Guillin : résultat net en chute de 19 %, les marges sous pression inflationniste
Le groupe d'emballages alimentaires Guillin a publié jeudi ses résultats 2025 marqués par une dynamique commerciale fragile et une détérioration marquée de ses marges. Avec un chiffre d'affaires de 884,5 millions d'euros en progression de 1,7% seulement et un résultat opérationnel en baisse de 13,6%, l'industriel européen doit gérer l'écart croissant entre une activité stable et une structure de coûts sous pression inflationniste.
Un chiffre d'affaires qui progresse à pas comptés
Le Produit des Activités Ordinaires s'établit à 884,5 millions d'euros en 2025, en progression de 1,7% par rapport à 2024 (1,2% à périmètre constant, hors acquisitions). Cette croissance reste limitée, avec des trajectoires contrastées selon les secteurs : le secteur « emballages » augmente de 1,4% (+0,9% à périmètre constant), tandis que « matériels » progresse plus sensiblement de 7,1%. Ces chiffres témoignent d'une demande commerciale peu dynamique malgré la stratégie de diversification et les acquisitions réalisées en 2025, notamment le renforcement du pôle papier-carton avec le lancement de la marque Wefold et les acquisitions de Gruyaert Verpakking et Verpakkingen en Belgique.

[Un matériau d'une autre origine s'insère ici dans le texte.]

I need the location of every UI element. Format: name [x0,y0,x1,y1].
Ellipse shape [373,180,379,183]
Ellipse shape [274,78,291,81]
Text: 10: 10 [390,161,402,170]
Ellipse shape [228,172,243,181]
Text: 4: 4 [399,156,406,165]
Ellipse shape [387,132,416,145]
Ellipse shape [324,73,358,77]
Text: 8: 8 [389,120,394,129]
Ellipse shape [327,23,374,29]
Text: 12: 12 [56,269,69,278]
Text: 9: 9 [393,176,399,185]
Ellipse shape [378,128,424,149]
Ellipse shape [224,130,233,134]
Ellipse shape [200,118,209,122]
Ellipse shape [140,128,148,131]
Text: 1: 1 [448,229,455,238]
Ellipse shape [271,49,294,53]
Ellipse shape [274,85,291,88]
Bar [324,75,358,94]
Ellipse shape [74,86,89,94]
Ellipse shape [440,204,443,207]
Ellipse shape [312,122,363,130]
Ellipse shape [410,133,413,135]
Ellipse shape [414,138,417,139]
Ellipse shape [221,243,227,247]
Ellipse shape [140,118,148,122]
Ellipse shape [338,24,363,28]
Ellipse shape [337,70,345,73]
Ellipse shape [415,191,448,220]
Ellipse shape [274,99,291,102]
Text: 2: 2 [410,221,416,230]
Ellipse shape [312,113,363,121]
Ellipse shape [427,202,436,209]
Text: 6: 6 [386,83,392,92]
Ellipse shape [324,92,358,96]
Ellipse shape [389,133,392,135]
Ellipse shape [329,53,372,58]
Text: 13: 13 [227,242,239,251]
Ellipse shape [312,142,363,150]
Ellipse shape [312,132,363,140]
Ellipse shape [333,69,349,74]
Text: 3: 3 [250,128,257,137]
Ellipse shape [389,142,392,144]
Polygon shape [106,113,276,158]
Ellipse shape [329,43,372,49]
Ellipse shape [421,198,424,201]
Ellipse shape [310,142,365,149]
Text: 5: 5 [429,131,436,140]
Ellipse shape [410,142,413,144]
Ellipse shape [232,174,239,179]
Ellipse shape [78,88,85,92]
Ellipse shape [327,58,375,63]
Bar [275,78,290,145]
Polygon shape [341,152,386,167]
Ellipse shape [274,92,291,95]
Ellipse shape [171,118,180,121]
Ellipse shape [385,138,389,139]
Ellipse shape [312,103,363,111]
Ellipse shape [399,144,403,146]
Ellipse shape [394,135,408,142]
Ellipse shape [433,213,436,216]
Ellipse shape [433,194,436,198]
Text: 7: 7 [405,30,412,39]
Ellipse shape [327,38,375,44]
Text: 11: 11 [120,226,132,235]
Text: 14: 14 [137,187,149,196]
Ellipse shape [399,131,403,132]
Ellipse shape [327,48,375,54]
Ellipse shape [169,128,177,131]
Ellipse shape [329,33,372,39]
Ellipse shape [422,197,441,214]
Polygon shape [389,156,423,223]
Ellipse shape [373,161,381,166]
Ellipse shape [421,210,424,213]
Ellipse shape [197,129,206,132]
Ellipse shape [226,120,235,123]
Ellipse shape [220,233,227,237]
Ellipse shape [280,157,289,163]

Les marges se contractent sous le poids de l'inflation
Le résultat opérationnel recule de 13,6% pour atteindre 67,5 millions d'euros, révélant une compression de la rentabilité opérationnelle bien plus marquée que la baisse du chiffre d'affaires. Le groupe identifie explicitement la hausse structurelle des coûts de production comme cause majeure, notamment les charges de personnel et autres frais, face à une concurrence croissante de pays à main-d'œuvre moins onéreuse (Turquie, Chine). Pour répondre à ce défi, Guillin a poursuivi l'adaptation de son dispositif industriel en 2025, avec l'arrêt de certaines productions au Royaume-Uni et en Allemagne et leur redéploiement vers d'autres sites du groupe. Ces restructurations ont cependant généré des surcoûts de mise en œuvre, amplifiant temporairement la pression sur les résultats. Le résultat net diminue de 19,1% à 48,6 millions d'euros, reflétant la cascade de cette compression de rentabilité.
Capacité d'investissement maintenue malgré la contraction
La capacité d'autofinancement, après le coût de l'endettement et de l'impôt, s'élève à 93,9 millions d'euros, en recul de 10,7% par rapport à 2024, mais décrite par le groupe comme « à un niveau satisfaisant ». L'endettement net reste maîtrisé à 38,5 millions d'euros au 31 décembre 2025, témoignant d'une solidité financière préservée. Les capitaux propres augmentent de 26,3 millions d'euros pour atteindre 658,7 millions d'euros. Cependant, les investissements industriels ont augmenté, passant de 62 millions à 68,2 millions d'euros en 2025, signe que le groupe maintient son engagement en modernisation malgré le contexte de compression de marges. Un dividende de 0,90 euro par action sera proposé à l'assemblée générale. Le groupe souligne enfin que les risques géopolitiques récents, notamment le conflit au Moyen-Orient depuis le 28 février 2026, pourraient créer des incertitudes sur les approvisionnements et les coûts énergétiques, bien que le groupe ne soit pas directement implanté dans les zones de conflit.